Open letter to my ex
- beccamarotta93
- Sep 21, 2016
- 3 min read
Sometimes the most painful things are the hardest to talk about even though on the inside you're just crying out for someone to listen. Sometimes the most painful things are so painful that you can't put into words how you feel. Sometimes the most painful things are so painful that you don't even know how to feel or if you even should. Sometimes the most painful things are inflicted on us by the one who was supposed to love us the most, the person who ultimately destroyed us in the end.
In the beginning I tried not feeling, just brushing it off. I tried to be strong and let it go. I tried to tell everyone I'm fine so they didnt ask me anything that would require me to talk openly about my pain.
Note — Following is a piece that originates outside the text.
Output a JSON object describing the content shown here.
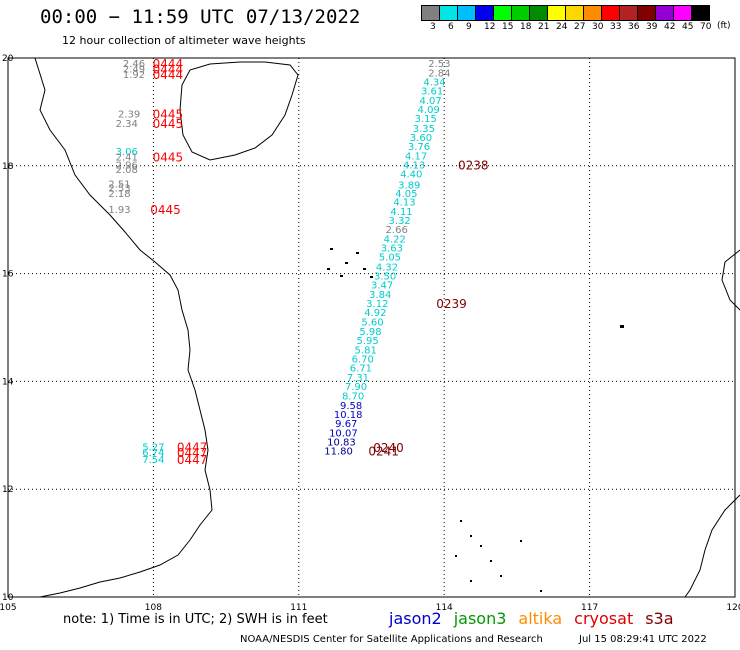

I tried to pretend like the pain I felt everyday wasn't eating me alive and spitting me back out.
I truly thought life without you wouldn't be doable. I truly thought I wouldn't be able to survive or carry on, somehow here I am though making it. Each day that passes I wake up and it gets easier. I have my moments where something reminds me and I sink back down but they never last long. The feeling of knowing what it's like to love you has slowly left my body.
I wanted to believe this was all a sick joke, that the person I loved didn't lie to me and drag me down to the lowest points of my life. I wanted to believe my feelings weren't being used as the center of all your jokes. I wanted so badly to believe you had any good in you but what I wanted to believe and what was actual reality were two different things.
Here I am though, been away from you for quite sometime and I'm living. You kept me awake at night for quite some time and ate me alive during my darkest moments. Losing you was like coping with a death only you're still alive. I can only imagine the power and joy you feel knowing you truly got into my soul and ripped it apart for your own pleasure.
But I don't have to go to sleep at night knowing I hurt people to get to where I want. I don't have to rip others apart and laugh knowing that I broke them into pieces. I don't have to remember in the back of my head that the devil himself walks closely with me. I don't have to deal with the lessons God is going to have to teach me one day because I hurt so many people. I don't have to deal with losing someone amazing because quite frankly you aren't and never will be. I don't have to one day look around and see all the damage I've done. I don't have to be haunted for the rest of my life from the horrible choices I've made.
But you do.
I can't imagine living with such emptiness in my soul that hurting, using and controlling other people's souls for my own amusement is what gets me by. The damage you cause others will always leave a trail behind you and one day you will end up creating such a mess that it won't be fixable. One day you'll feel the pain you inflict on others, one day you won't be able to escape either.
I finally forgive you though, I'm finally setting myself free from this. These chains you held me with aren't there anymore.